Karim Benzema acaba de ganar su primer Balón de Oro. Justo en el ocaso de su carrera, tras muchos años a la estela de otras leyendas del fútbol que le hacían sombra. Un premio que por otra parte hace justicia a su nivel futbolístico y acrecienta un palmarés al alcance de muy pocos, jugando casi toda la vida en el mismo equipo.
No obstante, la carrera de este futbolista crecido en la banlieu de Lyon no ha sido fácil. Desde el principio, más allá de su depurada técnica, molestaba a los puritanos –y ahí me incluyo– su sonrisita tras fallar una ocasión a puerta vacía, sus bajas cifras de goles comparadas con otros compañeros suyos y por supuesto su controvertida vida fuera del terreno de juego. Años después este reconocimiento es unánime y premia con justicia una carrera tras muchos años en segundo plano bajo la sombra crítica y de la sospecha.

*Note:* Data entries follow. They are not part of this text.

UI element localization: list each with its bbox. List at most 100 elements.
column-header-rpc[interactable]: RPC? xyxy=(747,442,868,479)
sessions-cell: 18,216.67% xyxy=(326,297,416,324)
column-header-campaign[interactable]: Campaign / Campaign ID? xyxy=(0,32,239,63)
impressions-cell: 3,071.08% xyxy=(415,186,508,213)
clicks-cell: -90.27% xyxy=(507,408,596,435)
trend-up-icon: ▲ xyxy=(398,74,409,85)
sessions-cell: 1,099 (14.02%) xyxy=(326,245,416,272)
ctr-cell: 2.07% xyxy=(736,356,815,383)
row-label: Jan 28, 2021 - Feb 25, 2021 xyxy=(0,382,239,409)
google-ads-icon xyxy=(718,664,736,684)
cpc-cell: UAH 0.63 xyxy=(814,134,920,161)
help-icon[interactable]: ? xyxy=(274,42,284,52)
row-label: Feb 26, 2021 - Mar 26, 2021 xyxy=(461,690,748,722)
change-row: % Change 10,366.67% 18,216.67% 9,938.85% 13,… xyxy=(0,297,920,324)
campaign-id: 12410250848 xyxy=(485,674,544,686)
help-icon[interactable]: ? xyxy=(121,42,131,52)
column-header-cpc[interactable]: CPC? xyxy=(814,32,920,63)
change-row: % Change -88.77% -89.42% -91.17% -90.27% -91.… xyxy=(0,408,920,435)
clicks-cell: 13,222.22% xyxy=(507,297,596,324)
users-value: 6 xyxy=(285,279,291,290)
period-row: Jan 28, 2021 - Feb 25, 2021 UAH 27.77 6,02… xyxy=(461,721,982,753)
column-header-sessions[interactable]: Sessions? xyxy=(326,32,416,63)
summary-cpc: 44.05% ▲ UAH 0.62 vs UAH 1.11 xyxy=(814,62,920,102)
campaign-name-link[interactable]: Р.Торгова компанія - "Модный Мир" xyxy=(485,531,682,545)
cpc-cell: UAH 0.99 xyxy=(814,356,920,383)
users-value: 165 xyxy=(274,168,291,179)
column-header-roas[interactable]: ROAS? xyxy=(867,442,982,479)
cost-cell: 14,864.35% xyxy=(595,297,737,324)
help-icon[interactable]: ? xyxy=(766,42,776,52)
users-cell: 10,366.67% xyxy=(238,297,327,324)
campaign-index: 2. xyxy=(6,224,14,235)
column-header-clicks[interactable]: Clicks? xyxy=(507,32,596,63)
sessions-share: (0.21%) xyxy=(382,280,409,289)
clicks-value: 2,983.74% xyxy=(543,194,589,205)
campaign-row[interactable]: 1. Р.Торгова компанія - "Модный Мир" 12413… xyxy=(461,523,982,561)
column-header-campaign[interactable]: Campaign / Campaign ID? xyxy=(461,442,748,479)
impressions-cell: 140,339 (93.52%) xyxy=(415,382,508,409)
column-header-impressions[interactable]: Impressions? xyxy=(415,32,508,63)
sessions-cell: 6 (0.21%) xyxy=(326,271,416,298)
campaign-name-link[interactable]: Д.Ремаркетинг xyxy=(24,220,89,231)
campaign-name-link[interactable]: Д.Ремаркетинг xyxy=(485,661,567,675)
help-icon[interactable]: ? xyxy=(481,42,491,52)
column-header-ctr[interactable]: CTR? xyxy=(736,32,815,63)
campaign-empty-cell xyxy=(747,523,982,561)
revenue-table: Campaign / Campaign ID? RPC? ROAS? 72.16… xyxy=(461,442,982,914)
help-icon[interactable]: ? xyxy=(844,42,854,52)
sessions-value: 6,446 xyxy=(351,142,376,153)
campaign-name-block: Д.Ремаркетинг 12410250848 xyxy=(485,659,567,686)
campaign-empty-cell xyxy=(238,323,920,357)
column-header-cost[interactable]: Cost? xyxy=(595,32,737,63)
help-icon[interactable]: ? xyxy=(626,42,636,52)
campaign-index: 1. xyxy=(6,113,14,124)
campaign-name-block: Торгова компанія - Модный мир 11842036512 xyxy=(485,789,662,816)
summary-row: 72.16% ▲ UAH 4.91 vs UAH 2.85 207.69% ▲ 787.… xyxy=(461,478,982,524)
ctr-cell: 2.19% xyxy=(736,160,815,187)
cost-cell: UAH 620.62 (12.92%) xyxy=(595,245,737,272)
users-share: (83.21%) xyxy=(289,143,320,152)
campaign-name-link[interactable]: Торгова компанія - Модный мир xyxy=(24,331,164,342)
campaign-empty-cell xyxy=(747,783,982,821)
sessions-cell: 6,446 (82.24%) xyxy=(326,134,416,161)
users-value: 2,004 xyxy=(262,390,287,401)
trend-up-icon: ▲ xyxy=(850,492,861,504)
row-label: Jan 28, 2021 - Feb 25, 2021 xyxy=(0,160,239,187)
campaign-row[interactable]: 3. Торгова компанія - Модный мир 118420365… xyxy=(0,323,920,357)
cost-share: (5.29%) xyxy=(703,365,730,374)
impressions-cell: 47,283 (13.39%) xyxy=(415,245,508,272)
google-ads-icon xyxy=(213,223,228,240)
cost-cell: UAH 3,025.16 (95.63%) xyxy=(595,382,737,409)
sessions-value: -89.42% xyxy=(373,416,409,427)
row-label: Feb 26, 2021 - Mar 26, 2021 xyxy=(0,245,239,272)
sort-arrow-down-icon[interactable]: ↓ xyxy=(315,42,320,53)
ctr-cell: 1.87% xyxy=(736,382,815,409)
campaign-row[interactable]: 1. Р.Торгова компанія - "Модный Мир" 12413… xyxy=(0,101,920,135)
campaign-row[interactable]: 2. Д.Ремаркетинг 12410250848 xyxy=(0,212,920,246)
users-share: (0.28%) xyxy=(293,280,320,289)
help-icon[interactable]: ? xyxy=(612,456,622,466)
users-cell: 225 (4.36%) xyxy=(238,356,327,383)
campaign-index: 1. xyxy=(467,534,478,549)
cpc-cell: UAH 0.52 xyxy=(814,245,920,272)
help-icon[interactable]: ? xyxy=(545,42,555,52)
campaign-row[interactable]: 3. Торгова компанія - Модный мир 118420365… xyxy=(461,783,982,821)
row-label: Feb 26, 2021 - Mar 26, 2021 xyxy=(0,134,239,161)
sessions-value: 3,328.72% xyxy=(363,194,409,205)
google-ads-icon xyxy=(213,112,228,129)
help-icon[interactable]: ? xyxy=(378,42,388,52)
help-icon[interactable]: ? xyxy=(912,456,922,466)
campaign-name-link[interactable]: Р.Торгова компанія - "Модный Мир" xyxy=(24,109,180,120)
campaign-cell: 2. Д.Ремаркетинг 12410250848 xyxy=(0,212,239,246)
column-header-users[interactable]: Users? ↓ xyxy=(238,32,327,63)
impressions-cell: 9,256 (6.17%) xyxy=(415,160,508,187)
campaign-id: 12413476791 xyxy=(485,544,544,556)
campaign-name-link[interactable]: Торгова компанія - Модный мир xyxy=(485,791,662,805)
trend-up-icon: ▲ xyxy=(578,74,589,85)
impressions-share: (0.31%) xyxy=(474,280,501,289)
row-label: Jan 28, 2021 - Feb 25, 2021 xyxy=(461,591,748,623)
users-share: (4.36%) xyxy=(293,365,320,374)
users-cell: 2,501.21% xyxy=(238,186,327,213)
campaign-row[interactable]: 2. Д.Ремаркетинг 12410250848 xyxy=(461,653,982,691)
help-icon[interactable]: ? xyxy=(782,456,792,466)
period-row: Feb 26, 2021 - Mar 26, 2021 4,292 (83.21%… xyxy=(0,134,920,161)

Sin desmerecer su inmenso talento, este reconocimiento nos recuerda el valor de la constancia. No vale solo con ser muy bueno, es necesario trabajar día tras día con otros y albergar la esperanza de mejorar. Una humildad para servir al equipo y no tanto al propio ego, para que esos dones crezcan y con el tiempo se conviertan en virtud. El deseo de querer cambiar. Y lo que en un principio era una mera posibilidad, ahora es una gran realidad que tendrá su hueco en la historia del fútbol. Al fin y al cabo, de nada sirve ser genial si esa calidad no la pones al servicio del equipo y de paso la sometes al juicio implacable del tiempo, que separa sin piedad alguna a los mejores jugadores de las grandes promesas. El tiempo, en muchos casos, sabe dar la razón y asume que en la vida los procesos son más importantes que los hechos puntuales, porque nada se construye a base de bandazos.